Richard: ‘Words cannot properly express just how much of a dastardly act it was for the affers to co-opt Actualism, subsume it under a tawdry facsimile of Buddhism (there have been no arahants for more than two millennia because of sectarianism), and thus unnecessarily perpetuate the suffering of humankind.
In eleven days time the direct-route, to the already always existing peace-on-earth, will have been available for three (3) years … and what do they do instead?
Go sit on a cushion, withdraw from the physical, induce altered states, ‘dark nights’, depressions, anxieties … there is even a jhana-jockey hospice being set-up to nurse the casualties.
‘Tis craziness run riot … utter madness’. (from Richard, Claudiu, 18 Dec 2012)
We talked about this before on the forum and you basically said it only partially applies to your own situation. Nevertheless I recommend reading it again with all possible (i.e. fascinated) attentiveness because I think a lot of this pattern is still operating and causing you distress and “seriousness” and a faulty interpretation of the actualism method.

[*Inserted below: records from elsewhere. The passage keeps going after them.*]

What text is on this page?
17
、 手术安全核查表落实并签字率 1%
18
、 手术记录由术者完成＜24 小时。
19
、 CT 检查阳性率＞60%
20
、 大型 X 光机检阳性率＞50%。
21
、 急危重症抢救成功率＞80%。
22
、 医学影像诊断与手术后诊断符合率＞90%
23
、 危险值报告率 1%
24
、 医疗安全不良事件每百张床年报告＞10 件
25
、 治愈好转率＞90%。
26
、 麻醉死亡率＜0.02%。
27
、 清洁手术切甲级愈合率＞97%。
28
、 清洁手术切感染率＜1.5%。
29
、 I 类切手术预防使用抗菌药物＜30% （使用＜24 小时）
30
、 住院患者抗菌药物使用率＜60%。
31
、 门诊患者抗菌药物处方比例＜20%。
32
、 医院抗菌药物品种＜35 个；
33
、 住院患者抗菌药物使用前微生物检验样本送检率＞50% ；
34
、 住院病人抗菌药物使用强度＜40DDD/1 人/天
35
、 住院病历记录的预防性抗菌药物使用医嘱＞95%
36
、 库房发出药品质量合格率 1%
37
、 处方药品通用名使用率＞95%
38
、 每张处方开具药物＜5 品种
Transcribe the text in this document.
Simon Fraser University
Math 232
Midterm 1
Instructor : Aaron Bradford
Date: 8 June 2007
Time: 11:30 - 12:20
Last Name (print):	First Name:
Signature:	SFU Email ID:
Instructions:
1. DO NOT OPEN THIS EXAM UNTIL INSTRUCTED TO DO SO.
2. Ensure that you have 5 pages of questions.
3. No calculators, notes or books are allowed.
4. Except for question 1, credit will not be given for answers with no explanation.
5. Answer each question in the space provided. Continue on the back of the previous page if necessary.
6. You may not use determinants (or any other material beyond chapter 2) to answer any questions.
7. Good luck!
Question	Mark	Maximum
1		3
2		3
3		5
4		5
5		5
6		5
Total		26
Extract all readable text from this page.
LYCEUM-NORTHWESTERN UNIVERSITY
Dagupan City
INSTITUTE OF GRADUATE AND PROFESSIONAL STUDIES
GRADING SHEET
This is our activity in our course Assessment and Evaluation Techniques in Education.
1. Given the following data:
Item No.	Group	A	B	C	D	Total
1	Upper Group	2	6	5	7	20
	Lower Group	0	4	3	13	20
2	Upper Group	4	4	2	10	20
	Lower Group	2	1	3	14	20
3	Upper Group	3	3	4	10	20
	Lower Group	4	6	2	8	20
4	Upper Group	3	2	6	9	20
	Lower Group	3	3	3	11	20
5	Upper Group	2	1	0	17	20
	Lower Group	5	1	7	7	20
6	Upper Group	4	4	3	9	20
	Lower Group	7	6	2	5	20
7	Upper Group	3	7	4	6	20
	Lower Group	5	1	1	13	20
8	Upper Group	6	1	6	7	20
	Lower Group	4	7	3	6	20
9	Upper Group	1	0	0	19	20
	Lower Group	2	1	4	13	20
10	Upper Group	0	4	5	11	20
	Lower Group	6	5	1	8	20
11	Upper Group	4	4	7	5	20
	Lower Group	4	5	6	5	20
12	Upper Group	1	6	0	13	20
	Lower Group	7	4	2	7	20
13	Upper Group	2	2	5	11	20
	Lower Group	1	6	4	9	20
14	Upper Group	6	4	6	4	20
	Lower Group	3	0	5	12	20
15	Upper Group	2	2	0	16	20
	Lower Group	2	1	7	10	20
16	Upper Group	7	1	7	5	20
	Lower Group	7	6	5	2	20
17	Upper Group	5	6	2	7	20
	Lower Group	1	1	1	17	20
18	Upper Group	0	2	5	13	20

Felix: Can I trade letting this moment live me – with my seriousness about trying to do (my version of) actualism.
I.e. can I let this moment be fun, each moment again; by dropping the habit of coopting every moment for its apparent utility in needing to achieve my aims as an actualist.
I think I can. (link)
You can try, of course. But I think you can only do this if you completely drop all aspects of “(my version of) actualism” and start afresh.